Ranieri: “Napoli è rimasta ferma, ora necessaria una vera svolta”

Napoli
Un momento della conferenza stampa nel foyer del teatro Augusteo a Napoli di Umberto Ranieri (Pd), ex sottosegretario agli esteri, impegnato in questi giorni nella raccolta delle firme per presentare la propria candidatura alle primarie del centrosinistra a Napoli, 3 febbraio 2016. ANSA / CIRO FUSCO

Umberto Ranieri spiega perché ha deciso di candidarsi a Sindaco del capoluogo campano. “Ottusità burocratica primarie riservate ai soli iscritti”

Tornare nelle strade e nei quartieri di Napoli a invitare gli elettori del centro sinistra a sottoscrivere la candidatura alle primarie per la elezione del sindaco della città è una interessante esperienza.
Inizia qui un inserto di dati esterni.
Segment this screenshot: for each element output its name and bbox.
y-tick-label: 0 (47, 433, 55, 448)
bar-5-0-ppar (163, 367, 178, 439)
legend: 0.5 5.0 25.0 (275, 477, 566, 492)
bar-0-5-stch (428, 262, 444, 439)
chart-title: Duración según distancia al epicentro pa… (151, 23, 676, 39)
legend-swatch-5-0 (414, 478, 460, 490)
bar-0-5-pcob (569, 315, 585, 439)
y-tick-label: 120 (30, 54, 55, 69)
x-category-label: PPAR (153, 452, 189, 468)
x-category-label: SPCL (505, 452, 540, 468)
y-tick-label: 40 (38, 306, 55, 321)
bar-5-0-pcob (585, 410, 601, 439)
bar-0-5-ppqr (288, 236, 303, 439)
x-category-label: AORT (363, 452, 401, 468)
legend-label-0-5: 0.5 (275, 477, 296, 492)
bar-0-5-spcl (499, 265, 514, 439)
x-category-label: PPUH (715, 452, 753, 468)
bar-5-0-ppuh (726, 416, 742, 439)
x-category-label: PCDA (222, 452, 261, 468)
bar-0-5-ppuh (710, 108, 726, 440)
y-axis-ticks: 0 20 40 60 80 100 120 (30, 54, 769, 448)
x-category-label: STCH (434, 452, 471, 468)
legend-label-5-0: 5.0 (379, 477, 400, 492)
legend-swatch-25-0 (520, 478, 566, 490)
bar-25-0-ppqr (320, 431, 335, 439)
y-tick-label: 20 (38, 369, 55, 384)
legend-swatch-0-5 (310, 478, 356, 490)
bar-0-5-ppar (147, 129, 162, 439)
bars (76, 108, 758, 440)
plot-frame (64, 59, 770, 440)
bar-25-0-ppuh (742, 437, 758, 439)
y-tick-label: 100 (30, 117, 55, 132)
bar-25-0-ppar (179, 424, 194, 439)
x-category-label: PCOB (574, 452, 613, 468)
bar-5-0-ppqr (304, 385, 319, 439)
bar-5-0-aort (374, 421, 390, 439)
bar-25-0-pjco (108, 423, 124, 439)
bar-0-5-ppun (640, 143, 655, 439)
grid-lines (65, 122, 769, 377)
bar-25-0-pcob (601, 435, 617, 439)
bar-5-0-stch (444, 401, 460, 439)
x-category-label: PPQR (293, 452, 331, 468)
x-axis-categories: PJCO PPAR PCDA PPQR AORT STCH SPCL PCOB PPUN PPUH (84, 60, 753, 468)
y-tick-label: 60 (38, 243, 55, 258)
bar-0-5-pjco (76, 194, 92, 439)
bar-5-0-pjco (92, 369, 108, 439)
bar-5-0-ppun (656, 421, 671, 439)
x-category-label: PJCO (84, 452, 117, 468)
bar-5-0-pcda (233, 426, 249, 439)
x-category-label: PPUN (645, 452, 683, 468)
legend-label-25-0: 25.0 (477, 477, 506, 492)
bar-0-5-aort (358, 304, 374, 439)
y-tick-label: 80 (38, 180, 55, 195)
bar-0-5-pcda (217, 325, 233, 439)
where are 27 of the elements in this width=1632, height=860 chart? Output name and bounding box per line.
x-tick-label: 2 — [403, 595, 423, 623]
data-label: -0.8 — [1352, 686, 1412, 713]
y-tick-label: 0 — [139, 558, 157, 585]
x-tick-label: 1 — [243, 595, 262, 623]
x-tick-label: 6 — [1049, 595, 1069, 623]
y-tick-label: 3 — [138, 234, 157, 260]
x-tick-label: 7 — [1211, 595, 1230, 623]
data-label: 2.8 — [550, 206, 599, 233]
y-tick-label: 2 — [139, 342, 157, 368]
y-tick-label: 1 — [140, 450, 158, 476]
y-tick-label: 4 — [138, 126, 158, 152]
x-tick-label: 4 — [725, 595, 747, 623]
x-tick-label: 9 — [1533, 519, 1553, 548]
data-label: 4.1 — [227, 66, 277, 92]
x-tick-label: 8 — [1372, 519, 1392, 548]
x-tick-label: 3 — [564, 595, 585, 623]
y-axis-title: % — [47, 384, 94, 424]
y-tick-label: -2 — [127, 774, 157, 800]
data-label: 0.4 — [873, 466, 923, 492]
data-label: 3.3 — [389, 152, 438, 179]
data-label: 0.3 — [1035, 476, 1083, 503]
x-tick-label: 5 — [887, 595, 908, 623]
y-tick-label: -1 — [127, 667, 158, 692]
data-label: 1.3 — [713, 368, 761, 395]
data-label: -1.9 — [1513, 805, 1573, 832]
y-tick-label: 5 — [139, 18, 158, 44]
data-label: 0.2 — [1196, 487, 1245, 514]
Permette di riprendere il dialogo con i napoletani. Quelli veri, in carne ed ossa, con i problemi e le ansie di una esistenza faticosa e difficile. Il dialogo non è semplice. Verso la politica il sentimento dominante è la diffidenza. Appare un mondo lontano, separato dalla vita e dai suoi tormenti. Si affollano poi interrogativi incalzanti. La situazione in cui versa la città suscita preoccupazioni. La giunta De Magistris, vista dalla Sanità o dai quartieri Spagnoli, appare in tutta la sua mediocrità e inconsistenza. I problemi si sono trascinati irrisolti. Nella mente e nell’animo dei napoletani c’è tuttavia la convinzione che i guai vengano da lontano. Mentre altre realtà urbane in anni di straordinari mutamenti e trasformazioni hanno saputo trovare una strada per rilanciare su basi nuove il proprio ruolo, Napoli è rimasta ferma. Il centro sinistra non può non avvertire il dovere di riflettere su come sono andate le cose. Lo esigono le domande incalzanti dei cittadini. Lo dicono i loro sguardi e le parole severe.

Nei quindici anni precedenti la giunta De Magistris eravamo noi alla guida della città. Ecco perché si impone una svolta. Nel personale politico, nei contenuti. La costruzione della città metropolitana, un nuovo profilo produttivo per Napoli, i servizi, il welfare cittadino, la macchina comunale da riformare, una nuova giunta rigorosa fatta di donne e uomini competenti e disinteressati. Occorrerà riprendere il confronto con i centri di direzione della politica economica nazionale, riprendere il confronto con il governo del Paese, superando l’isolamento in cui Napoli è precipitata per la verbosità e la inconcludenza dell’attuale sindaco. Ero persuaso che la via maestra fosse quella di indicare a candidato a sindaco della città una personalità con forti caratteristiche civiche. Una personalità radicata nella realtà napoletana in grado di rianimare il mondo degli elettori e dei militanti del centro sinistra. Ho timore che non vi sia stato il coraggio necessario per muovere in questa direzione. Ma tant’è! Giro nei quartieri e nel centro della città. Continuo a discutere con giovani e meno giovani delle prospettive di Napoli. Sono felice di queste giornate, in verità poche, di incontri e confronti anche serrati e difficili.

Chiedo di sottoscrivere la candidatura a sindaco. Lo faccio pur sapendo che c’è chi sostiene nel Pd che sono fuori dalle regole. Dovrei rivolgermi solo agli iscritti. Mi rifiuto di credere che, mentre a Roma e a Milano i candidati del centro sinistra alle primarie vengono decisi dalle elettrici e dagli elettori, a Napoli possano farlo solo gli iscritti al Pd (poco più di 2000)! Mi rifiuto di crederlo. Sarebbe una ottusità burocratica. Una manifestazione ulteriore di lontananza del Pd dai cittadini elettori. Mi auguro ancora, negli interessi di Napoli e del centro sinistra che ciò non avvenga.